Die Lage am Wohnungsmarkt ist angespannt, es mangelt an günstigem Wohnraum. Inzwischen beklagen dies sogar Großinvestoren: Für sie wird das Immobiliengeschäft immer komplizierter. Von Ingo Nathusius.
Ich glaube bei einem so starken Mangel wie wir ihn derzeit haben gibt es nicht nur eine einzelne Ursache. Bin aber nicht vom Fach, kann also auch mit meinen Einschätzungen falsch liegen:
NIMBY ist definitiv eines der Grundprobleme. Keiner hat lust dass in seine gemütliche Einfamilienhaussiedlung ein mehrstöckiges Mietshaus, wie damals die Plattenbauten, gesetzt wird. Dabei wäre genau das notwendig, um ausreichend Wohnraum in den Städten zu schaffen.

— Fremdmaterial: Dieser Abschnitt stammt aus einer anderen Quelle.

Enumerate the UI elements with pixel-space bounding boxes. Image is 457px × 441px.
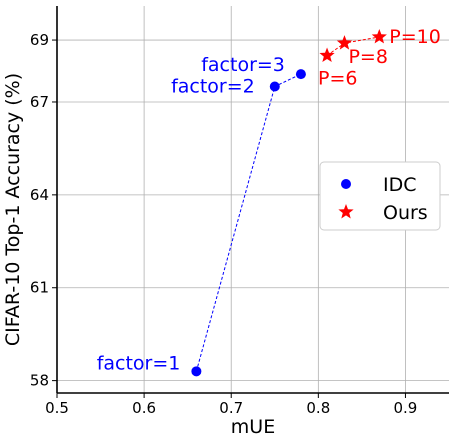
data-point bbox=[336, 35, 353, 50]
x-tick-label: 0.9 bbox=[394, 399, 418, 417]
y-axis-title: CIFAR-10 Top-1 Accuracy (%) bbox=[2, 73, 24, 346]
x-tick-label: 0.8 bbox=[306, 399, 330, 417]
series-layer bbox=[191, 28, 387, 377]
x-tick-label: 0.5 bbox=[45, 399, 69, 417]
legend-label: Ours bbox=[383, 202, 428, 224]
data-label: P=8 bbox=[348, 46, 387, 68]
x-tick-label: 0.6 bbox=[132, 399, 156, 417]
y-tick-label: 67 bbox=[30, 93, 49, 111]
ticks: 0.5 0.6 0.7 0.8 0.9 58 61 64 67 69 bbox=[30, 31, 417, 417]
data-point bbox=[295, 69, 306, 80]
y-tick-label: 69 bbox=[30, 31, 49, 49]
x-axis-title: mUE bbox=[231, 416, 275, 438]
data-label: factor=1 bbox=[97, 352, 181, 374]
data-point bbox=[191, 366, 202, 377]
data-point bbox=[269, 81, 280, 92]
data-label: factor=3 bbox=[201, 54, 285, 76]
legend-box bbox=[319, 161, 441, 231]
data-label: P=10 bbox=[389, 26, 441, 48]
data-label: P=6 bbox=[318, 68, 357, 90]
legend-marker bbox=[338, 204, 354, 219]
series-line-idc bbox=[195, 73, 302, 372]
legend-label: IDC bbox=[383, 174, 417, 196]
legend: IDC Ours bbox=[319, 161, 441, 231]
y-tick-label: 61 bbox=[30, 279, 49, 297]
data-label: factor=2 bbox=[171, 75, 255, 97]
y-tick-label: 64 bbox=[30, 186, 49, 204]
data-point bbox=[371, 28, 387, 44]
x-tick-label: 0.7 bbox=[219, 399, 243, 417]
axes bbox=[56, 6, 449, 394]
legend-marker bbox=[341, 179, 351, 189]
data-point bbox=[319, 47, 335, 63]
y-tick-label: 58 bbox=[30, 372, 49, 390]
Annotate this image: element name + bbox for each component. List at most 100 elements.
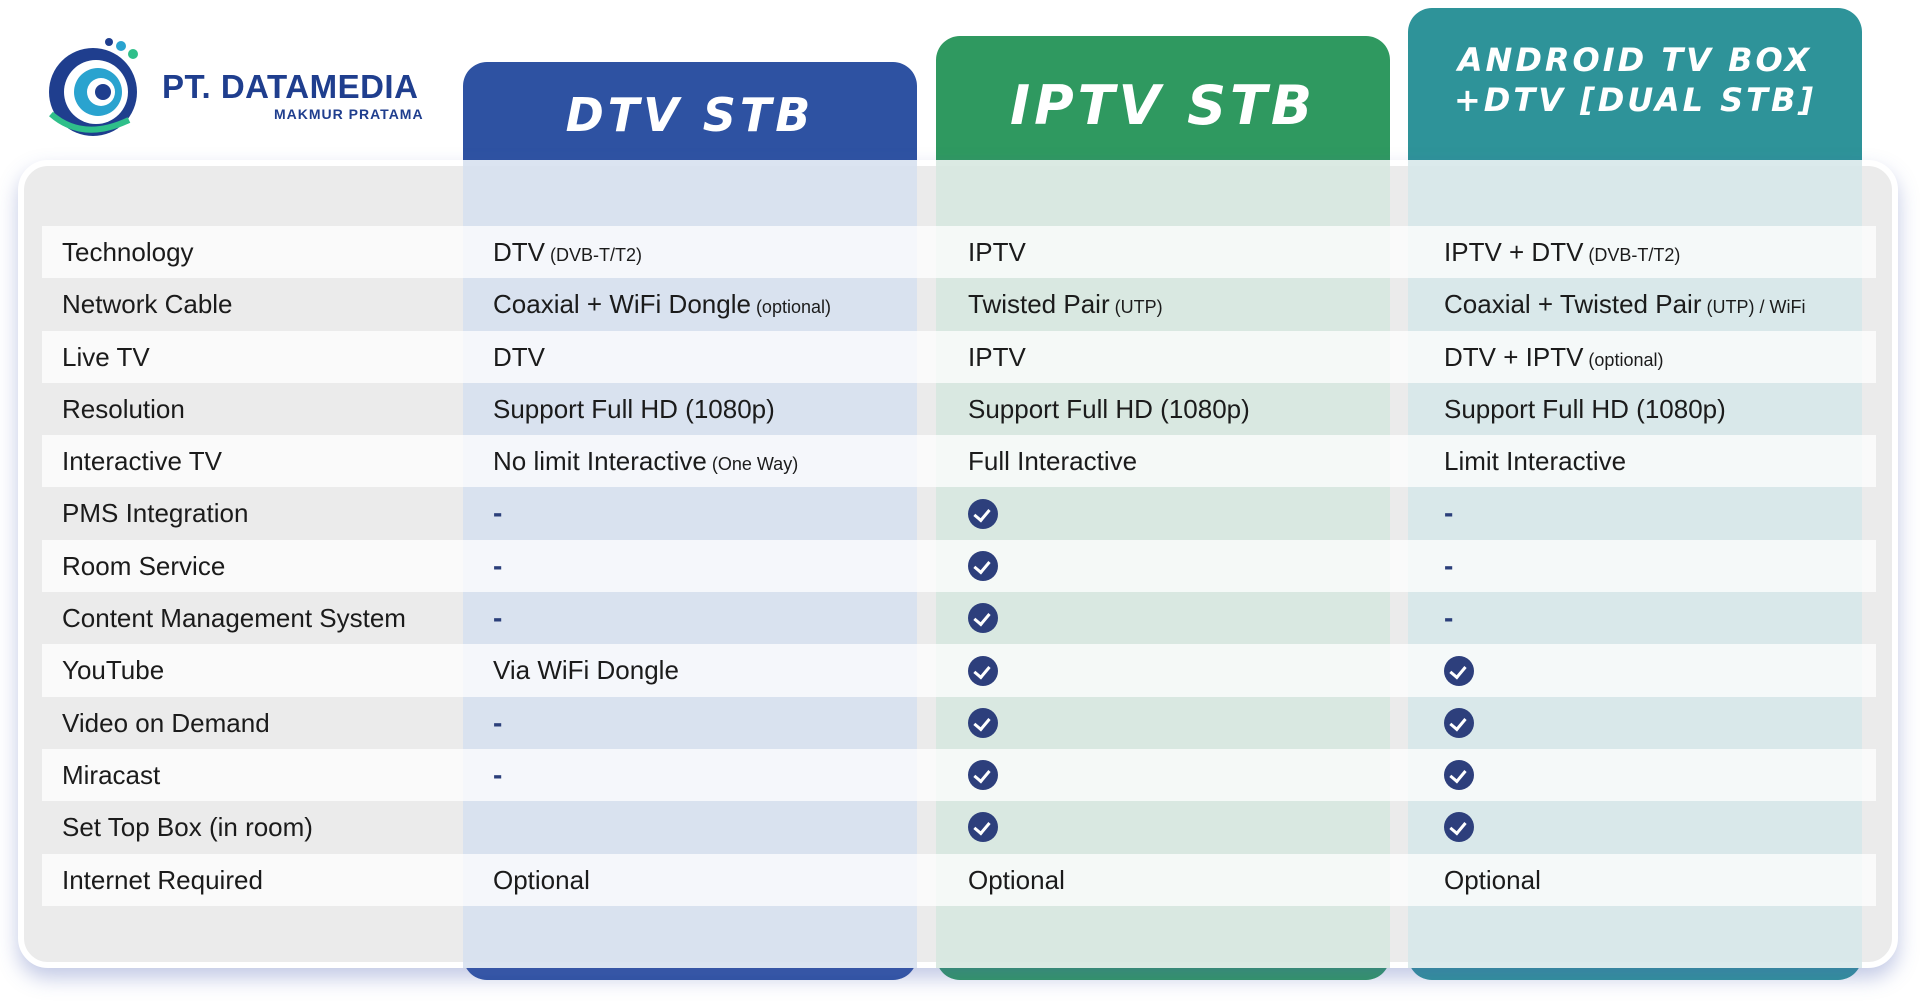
cell-text: Full Interactive [968,446,1138,477]
dash-symbol: - [493,706,503,738]
table-row: Video on Demand - [42,697,1876,749]
cell-android: Limit Interactive [1444,435,1626,487]
cell-iptv: Optional [968,854,1065,906]
cell-dtv: - [493,749,502,801]
cell-note: (UTP) [1109,297,1163,318]
cell-text: Limit Interactive [1444,446,1627,477]
dash-symbol: - [493,549,503,581]
check-circle-icon [1444,812,1474,843]
cell-text: Support Full HD (1080p) [493,393,775,424]
cell-text: IPTV [968,237,1026,267]
feature-label: Network Cable [62,289,233,320]
cell-text: Coaxial + Twisted Pair [1444,289,1702,320]
cell-android [1444,749,1474,801]
cell-iptv [968,801,998,853]
check-circle-icon [968,498,998,529]
column-header-android-line1: ANDROID TV BOX [1457,41,1813,79]
feature-label: Miracast [62,759,161,790]
cell-iptv [968,697,998,749]
cell-dtv: Optional [493,854,590,906]
table-row: Resolution Support Full HD (1080p) Support… [42,383,1876,435]
cell-iptv [968,644,998,696]
dash-symbol: - [1444,497,1454,529]
check-circle-icon [1444,707,1474,738]
feature-label: Live TV [62,341,150,372]
cell-android: - [1444,592,1453,644]
cell-note: (DVB-T/T2) [1583,245,1681,265]
cell-text: Via WiFi Dongle [493,655,679,686]
check-circle-icon [968,812,998,843]
cell-dtv: - [493,540,502,592]
table-row: Set Top Box (in room) [42,801,1876,853]
table-row: Live TV DTV IPTV DTV + IPTV (optional) [42,330,1876,383]
feature-label: Content Management System [62,603,406,634]
dash-symbol: - [1444,602,1454,634]
column-header-android-line2: +DTV [DUAL STB] [1453,81,1817,119]
dash-symbol: - [493,497,503,529]
cell-text: IPTV + DTV [1444,237,1584,267]
dash-symbol: - [493,602,503,634]
check-circle-icon [968,550,998,581]
check-circle-icon [968,707,998,738]
cell-iptv: IPTV [968,226,1026,278]
company-subtitle: MAKMUR PRATAMA [274,106,424,122]
table-row: Internet Required Optional Optional Optiona… [42,853,1876,906]
table-row: PMS Integration - - [42,487,1876,539]
cell-text: Coaxial + WiFi Dongle [493,289,751,320]
cell-dtv: DTV [493,331,545,383]
cell-dtv: - [493,487,502,539]
cell-android: DTV + IPTV (optional) [1444,331,1663,383]
cell-dtv: Via WiFi Dongle [493,644,679,696]
feature-label: PMS Integration [62,498,249,529]
feature-label: Interactive TV [62,446,222,477]
check-circle-icon [968,760,998,791]
cell-android [1444,644,1474,696]
cell-iptv: Full Interactive [968,435,1137,487]
column-header-android: ANDROID TV BOX +DTV [DUAL STB] [1408,40,1862,120]
cell-dtv: - [493,697,502,749]
column-header-iptv: IPTV STB [1010,74,1316,137]
cell-text: DTV [493,341,545,372]
dash-symbol: - [1444,549,1454,581]
cell-text: No limit Interactive [493,446,707,477]
feature-label: Technology [62,237,194,267]
cell-iptv: Support Full HD (1080p) [968,383,1250,435]
cell-dtv: No limit Interactive (One Way) [493,435,798,487]
table-row: Network Cable Coaxial + WiFi Dongle (opti… [42,278,1876,330]
cell-android: Coaxial + Twisted Pair (UTP) / WiFi [1444,278,1805,330]
company-logo: PT. DATAMEDIA MAKMUR PRATAMA [42,34,462,144]
table-row: Technology DTV (DVB-T/T2) IPTV IPTV + DTV (… [42,226,1876,279]
cell-android [1444,697,1474,749]
column-header-dtv: DTV STB [565,88,815,142]
cell-iptv [968,592,998,644]
check-circle-icon [1444,760,1474,791]
company-name: PT. DATAMEDIA [162,68,419,105]
datamedia-logo-icon [49,38,138,136]
check-circle-icon [1444,655,1474,686]
table-row: YouTube Via WiFi Dongle [42,644,1876,697]
table-row: Miracast - [42,748,1876,802]
cell-iptv [968,749,998,801]
cell-text: Twisted Pair [968,289,1110,320]
cell-text: Support Full HD (1080p) [968,393,1250,424]
dash-symbol: - [493,758,503,790]
feature-label: Set Top Box (in room) [62,812,313,843]
check-circle-icon [968,603,998,634]
cell-note: (optional) [750,297,831,318]
cell-android: Support Full HD (1080p) [1444,383,1726,435]
cell-android: IPTV + DTV (DVB-T/T2) [1444,226,1680,278]
feature-label: Room Service [62,550,226,581]
comparison-table: Technology DTV (DVB-T/T2) IPTV IPTV + DTV (… [42,226,1876,906]
table-row: Room Service - - [42,539,1876,593]
cell-dtv: Support Full HD (1080p) [493,383,775,435]
cell-text: Support Full HD (1080p) [1444,393,1726,424]
cell-note: (optional) [1583,349,1664,370]
cell-iptv [968,540,998,592]
cell-text: IPTV [968,341,1026,372]
cell-android: - [1444,540,1453,592]
cell-iptv: Twisted Pair (UTP) [968,278,1163,330]
cell-text: Optional [968,864,1065,895]
cell-text: DTV + IPTV [1444,341,1584,372]
cell-iptv: IPTV [968,331,1026,383]
cell-dtv: - [493,592,502,644]
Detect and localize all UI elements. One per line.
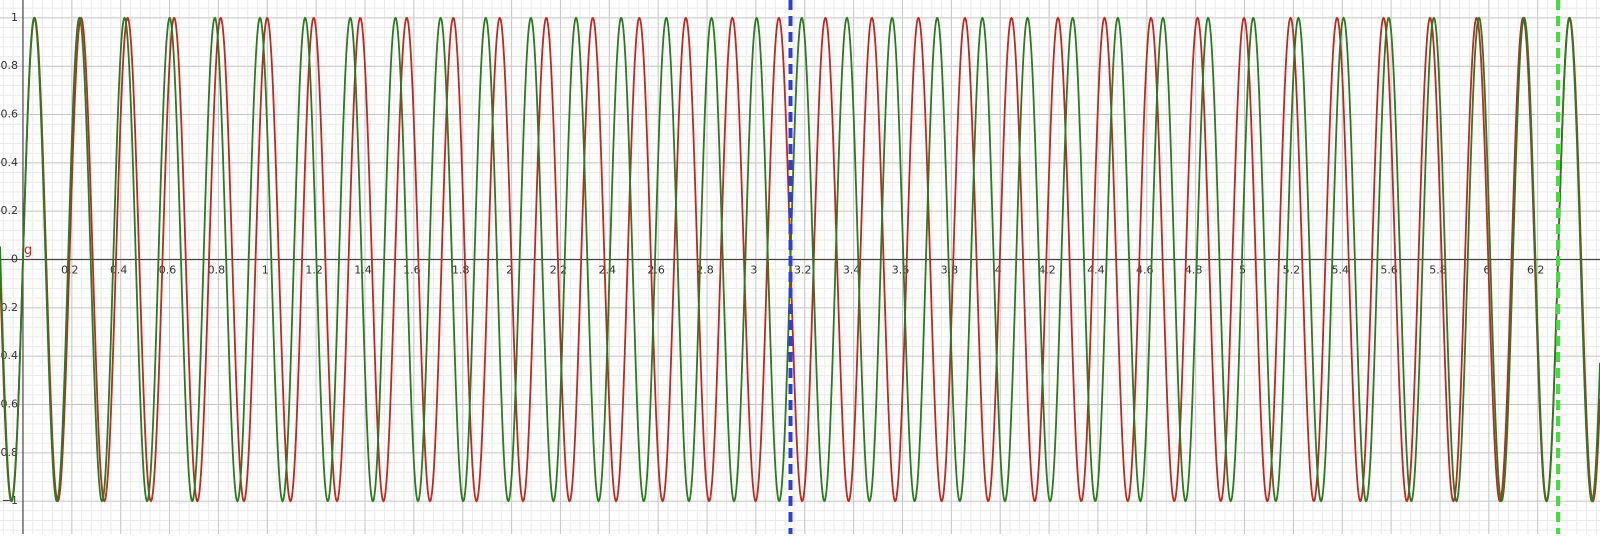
function-label: g bbox=[24, 243, 32, 258]
y-tick-label: −0.8 bbox=[0, 446, 18, 459]
x-tick-label: 1.4 bbox=[354, 264, 372, 277]
x-tick-label: 3.4 bbox=[843, 264, 861, 277]
x-tick-label: 3 bbox=[750, 264, 757, 277]
x-tick-label: 1.8 bbox=[452, 264, 470, 277]
y-tick-label: 0.6 bbox=[0, 108, 18, 121]
x-tick-label: 2 bbox=[506, 264, 513, 277]
y-tick-label: 0 bbox=[11, 253, 18, 266]
x-tick-label: 6 bbox=[1483, 264, 1490, 277]
y-tick-label: 0.2 bbox=[0, 204, 18, 217]
y-tick-label: −1 bbox=[2, 494, 18, 507]
x-tick-label: 1 bbox=[262, 264, 269, 277]
x-tick-label: 4.2 bbox=[1038, 264, 1056, 277]
x-tick-label: 0.8 bbox=[208, 264, 226, 277]
x-tick-label: 3.2 bbox=[794, 264, 812, 277]
x-tick-label: 2.6 bbox=[647, 264, 665, 277]
y-tick-label: −0.6 bbox=[0, 397, 18, 410]
x-tick-label: 4.8 bbox=[1185, 264, 1203, 277]
x-tick-label: 5.4 bbox=[1332, 264, 1350, 277]
x-tick-label: 3.6 bbox=[892, 264, 910, 277]
x-tick-label: 0.4 bbox=[110, 264, 128, 277]
x-tick-label: 2.4 bbox=[599, 264, 617, 277]
x-tick-label: 5.8 bbox=[1429, 264, 1447, 277]
x-tick-label: 5.6 bbox=[1380, 264, 1398, 277]
y-tick-label: 0.4 bbox=[0, 156, 18, 169]
x-tick-label: 1.2 bbox=[305, 264, 323, 277]
y-tick-label: −0.4 bbox=[0, 349, 18, 362]
x-tick-label: 4.6 bbox=[1136, 264, 1154, 277]
y-tick-label: −0.2 bbox=[0, 301, 18, 314]
x-tick-label: 4.4 bbox=[1087, 264, 1105, 277]
function-curve bbox=[0, 16, 1600, 503]
x-tick-label: 5.2 bbox=[1283, 264, 1301, 277]
x-tick-label: 4 bbox=[995, 264, 1002, 277]
function-curve bbox=[0, 16, 1600, 503]
y-tick-label: 0.8 bbox=[0, 59, 18, 72]
y-tick-label: 1 bbox=[11, 11, 18, 24]
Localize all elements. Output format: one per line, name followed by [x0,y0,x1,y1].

Ein anderes sind die gestiegenen Standards und Vorschriften. Wobei es hier z.B. auch garnicht unbedingt nur die gesetzlich vorgeschriebenen sind, sondern auch z.B. DIN Normen, die dann als “allgemein anerkannten Regeln der Technik” praktisch wie gesetzliche Vorschriften wirken, weil man sich dem rechtlichen Risiko als Bauherr nicht aussetzen will. Dagegen gibt es immerhin eine Initiative mit dem Gebäudetyp E, der dazu zumindest eine Alternative bieten soll.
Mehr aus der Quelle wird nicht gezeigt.